Monday, January 18, 2010

Non-Believers Giving Aid

The Richard Dawkins Foundation for Reason and Science and others have set up a charity account called Non-Believers Giving Aid, to collect donations for Doctors Without Borders and the International Red Cross, in order to help alleviate the ongoing tragedy in Haiti. Richard Dawkins himself, in his characteristic altruism, is personally covering the PayPal fees deducted from everyone's donations, so that the entire sum one donates goes to the charity designated.

According to PZ Myers, the account raised "over $150,000 in contributions for Haiti within 24 hours, and at the last tally I heard was somewhere over $180,000."

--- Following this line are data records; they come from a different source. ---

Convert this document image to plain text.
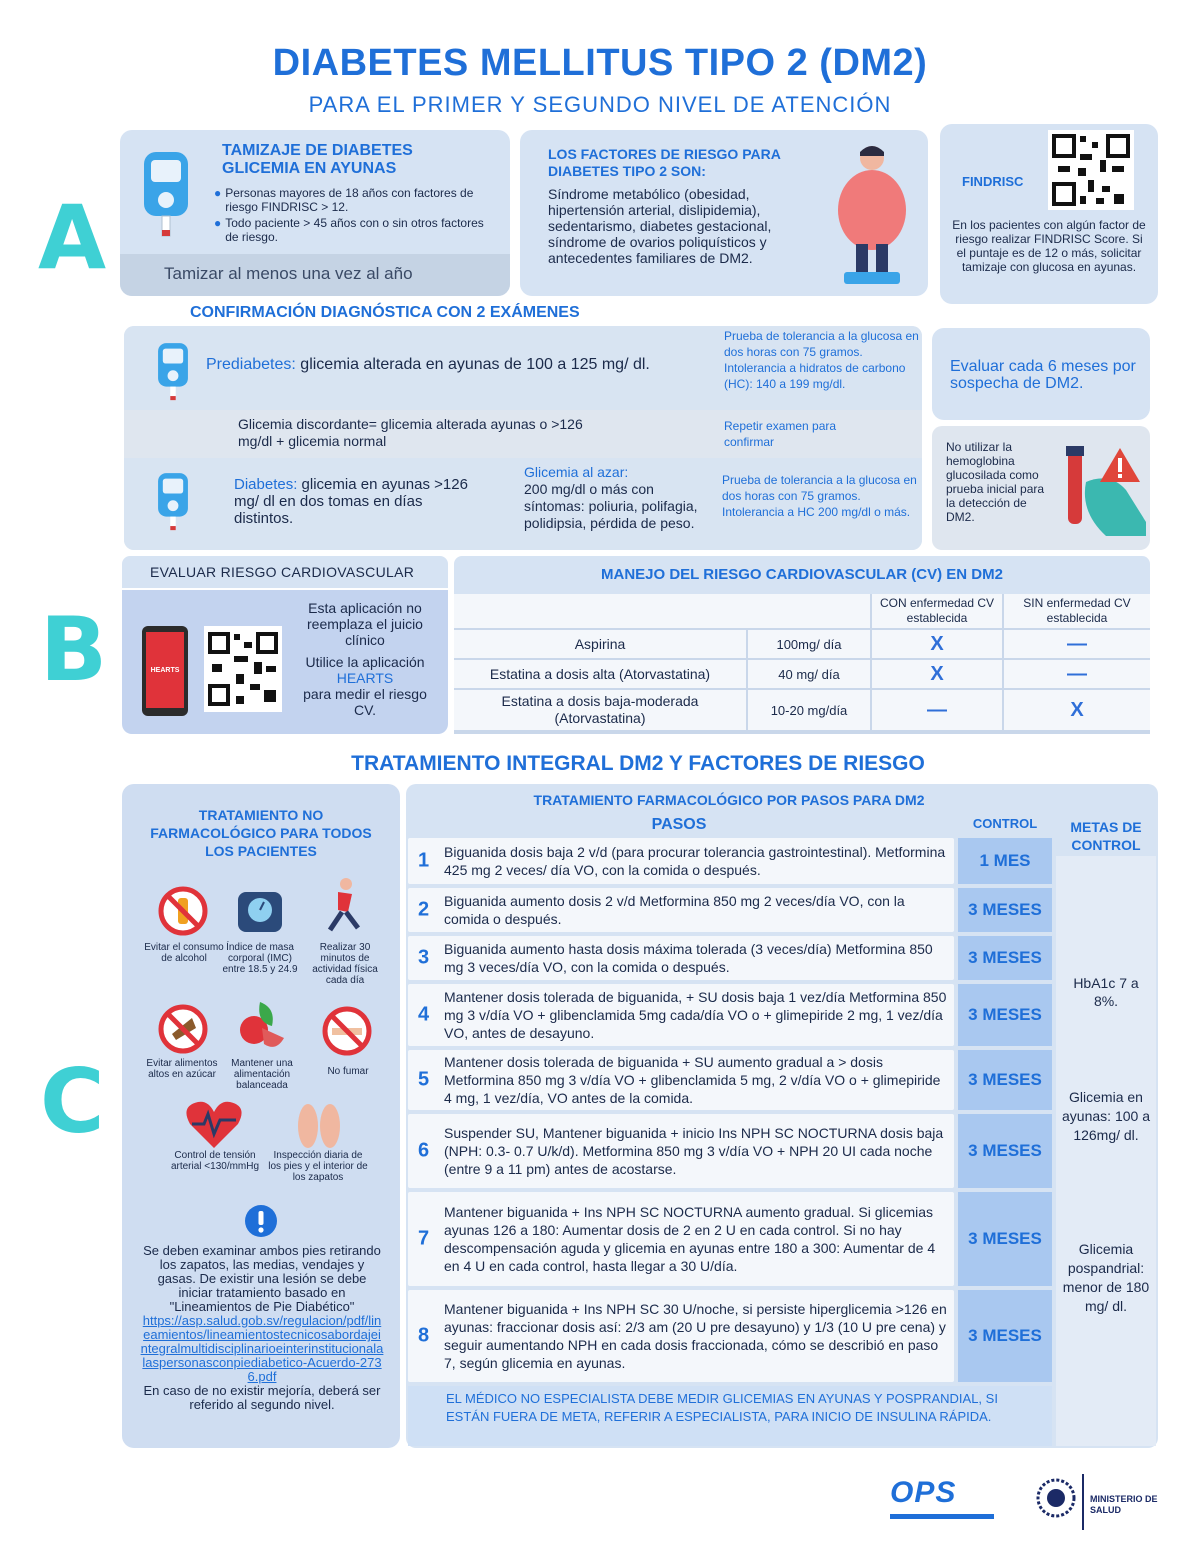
DIABETES MELLITUS TIPO 2 (DM2)
PARA EL PRIMER Y SEGUNDO NIVEL DE ATENCIÓN
A
TAMIZAJE DE DIABETES
GLICEMIA EN AYUNAS
● Personas mayores de 18 años con factores de riesgo FINDRISC > 12.
● Todo paciente > 45 años con o sin otros factores de riesgo.
Tamizar al menos una vez al año
LOS FACTORES DE RIESGO PARA
DIABETES TIPO 2 SON:
Síndrome metabólico (obesidad, hipertensión arterial, dislipidemia), sedentarismo, diabetes gestacional, síndrome de ovarios poliquísticos y antecedentes familiares de DM2.
FINDRISC
En los pacientes con algún factor de riesgo realizar FINDRISC Score. Si el puntaje es de 12 o más, solicitar tamizaje con glucosa en ayunas.
CONFIRMACIÓN DIAGNÓSTICA CON 2 EXÁMENES
Prediabetes: glicemia alterada en ayunas de 100 a 125 mg/ dl.
Prueba de tolerancia a la glucosa en dos horas con 75 gramos. Intolerancia a hidratos de carbono (HC): 140 a 199 mg/dl.
Glicemia discordante= glicemia alterada ayunas o >126 mg/dl + glicemia normal
Repetir examen para confirmar
Diabetes: glicemia en ayunas >126 mg/ dl en dos tomas en días distintos.
Glicemia al azar:
200 mg/dl o más con síntomas: poliuria, polifagia, polidipsia, pérdida de peso.
Prueba de tolerancia a la glucosa en dos horas con 75 gramos. Intolerancia a HC 200 mg/dl o más.
Evaluar cada 6 meses por sospecha de DM2.
No utilizar la hemoglobina glucosilada como prueba inicial para la detección de DM2.
B
EVALUAR RIESGO CARDIOVASCULAR
HEARTS
Esta aplicación no reemplaza el juicio clínico
Utilice la aplicación
HEARTS
para medir el riesgo CV.
MANEJO DEL RIESGO CARDIOVASCULAR (CV) EN DM2
CON enfermedad CV establecida
SIN enfermedad CV establecida
Aspirina	100mg/ día	X	—
Estatina a dosis alta (Atorvastatina)	40 mg/ día	X	—
Estatina a dosis baja-moderada (Atorvastatina)	10-20 mg/día	—	X
TRATAMIENTO INTEGRAL DM2 Y FACTORES DE RIESGO
C
TRATAMIENTO NO FARMACOLÓGICO PARA TODOS LOS PACIENTES
Evitar el consumo de alcohol
Índice de masa corporal (IMC) entre 18.5 y 24.9
Realizar 30 minutos de actividad física cada día
Evitar alimentos altos en azúcar
Mantener una alimentación balanceada
No fumar
Control de tensión arterial <130/mmHg
Inspección diaria de los pies y el interior de los zapatos
Se deben examinar ambos pies retirando los zapatos, las medias, vendajes y gasas. De existir una lesión se debe iniciar tratamiento basado en "Lineamientos de Pie Diabético"
https://asp.salud.gob.sv/regulacion/pdf/lineamientos/lineamientostecnicosabordajeintegralmultidisciplinarioeinterinstitucionalalaspersonasconpiediabetico-Acuerdo-2736.pdf
En caso de no existir mejoría, deberá ser referido al segundo nivel.
TRATAMIENTO FARMACOLÓGICO POR PASOS PARA DM2
PASOS	CONTROL	METAS DE CONTROL
1 Biguanida dosis baja 2 v/d (para procurar tolerancia gastrointestinal). Metformina 425 mg 2 veces/ día VO, con la comida o después.	1 MES
2 Biguanida aumento dosis 2 v/d Metformina 850 mg 2 veces/día VO, con la comida o después.	3 MESES
3 Biguanida aumento hasta dosis máxima tolerada (3 veces/día) Metformina 850 mg 3 veces/día VO, con la comida o después.	3 MESES
4
Mantener dosis tolerada de biguanida, + SU dosis baja 1 vez/día Metformina 850 mg 3 v/día VO + glibenclamida 5mg cada/día VO o + glimepiride 2 mg, 1 vez/día VO, antes de desayuno.
3 MESES
5
Mantener dosis tolerada de biguanida + SU aumento gradual a > dosis Metformina 850 mg 3 v/día VO + glibenclamida 5 mg, 2 v/día VO o + glimepiride 4 mg, 1 vez/día, VO antes de la comida.
3 MESES
6
Suspender SU, Mantener biguanida + inicio Ins NPH SC NOCTURNA dosis baja (NPH: 0.3- 0.7 U/k/d). Metformina 850 mg 3 v/día VO + NPH 20 UI cada noche (entre 9 a 11 pm) antes de acostarse.
3 MESES
7
Mantener biguanida + Ins NPH SC NOCTURNA aumento gradual. Si glicemias ayunas 126 a 180: Aumentar dosis de 2 en 2 U en cada control. Si no hay descompensación aguda y glicemia en ayunas entre 180 a 300: Aumentar de 4 en 4 U en cada control, hasta llegar a 30 U/día.
3 MESES
8
Mantener biguanida + Ins NPH SC 30 U/noche, si persiste hiperglicemia >126 en ayunas: fraccionar dosis así: 2/3 am (20 U pre desayuno) y 1/3 (10 U pre cena) y seguir aumentando NPH en cada dosis fraccionada, cómo se describió en paso 7, según glicemia en ayunas.
3 MESES
EL MÉDICO NO ESPECIALISTA DEBE MEDIR GLICEMIAS EN AYUNAS Y POSPRANDIAL, SI ESTÁN FUERA DE META, REFERIR A ESPECIALISTA, PARA INICIO DE INSULINA RÁPIDA.
HbA1c 7 a 8%.
Glicemia en ayunas: 100 a 126mg/ dl.
Glicemia pospandrial: menor de 180 mg/ dl.
OPS	MINISTERIO DE SALUD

I just made a donation, myself. I'm finding myself increasingly pulled along by Peter Singer's arguments in The Life You Can Save, and the example of great men like Richard Dawkins. I'm not yet ready to be optimistic again about humanity, not after everything I have seen, but I'm increasingly willing to fight as time goes by—just much more cautiously than before.

H/T: Pharyngula.

Update 1/19: Predictably, attacks and smug insinuations have already started to emerge from some religious quarters, where at least a few loathsome individuals are more upset by the compassion of nonbelievers, than by the suffering of Haitians. Even with my pessimism, I boldly dare to believe that such sentiments are in the minority.

Update 1/20: From some non-religious quarters, too! It's true, there are certain liberal circles in which it is fashionable to try to prove to the world what a class act one is by lambasting the "new atheists," even when the "new atheists" are raising aid money for people who will otherwise die. This just confirms what I have said all along: stupidity and corruption are human universals.


Hume's Ghost said...

I made a small donation to the ICRC but I didn't go through the Dawkins site.

Although I have not read Singer's book on charity, I have found the fact that he donated (I think) something like 20% of his salary to charity fairly inspiring in itself.

Mark Vuletic said...

Myers appealed to his readers to give to charities several days before he mentioned Non-believers Giving Aid, and makes it a point to let everyone know that the response even then was overwhelming. Nonbelievers are giving out of conscience, not to make a point, though I prefer to both at the same time.

Singer gives about 25%, according to his FAQ at Princeton. This falls far short of what he thinks is morally required, but I agree that it's still heroic, relatively speaking. I will have to blog about it sometime, but here's the gist: Singer thinks that if everyone gave a modest amount, there would be no need for more (as Steelman said, oceans are made of molecules); however, given that most people do not give, those who do are morally required to pick up the slack, all the way until they are reduced to the level of marginal utility (i.e. continuing to give would make them worse off than the people they are giving to). This is a crushing view of what is morally required, but I can't see any problem with it, at least on the days when I feel sympathy for others at all.

The only reason I have any savings is because most of the time, I am very untrusting of people—even the ones I think I know, much less the ones I don't. You know the saying about biting the hand that feeds you? Well, I've already lost most of my fingers. But, part of me is not convinced, and if it gains the upper hand, my entire life will change beyond recognition.

Steelman said...

I contributed through Dawkins' site since he, rather than the charity, was paying the transaction fees. If my company had offered to match contributions, like they did after Katrina, I'd have stretched my dollars that way instead.

And thanks to those religious killjoys for the free press; they've played right into our godlessly generous, caring,, fiendish plot. Would it be too much trouble for them to say something like what I would say to them? "While I differ with that group's metaphysical beliefs, it's wonderful that good people are willing to help their fellow human beings in a time of crisis."

True, the contribution page at takes a rather generalized ideological shot at the religious, but it doesn't imply that they must renounce their beliefs for their charitable giving to be considered morally valid (well, maybe a little). Nevertheless, it doesn't match the attitude of some of those who have had their self-righteous feelings stepped on by the human kindness of atheists.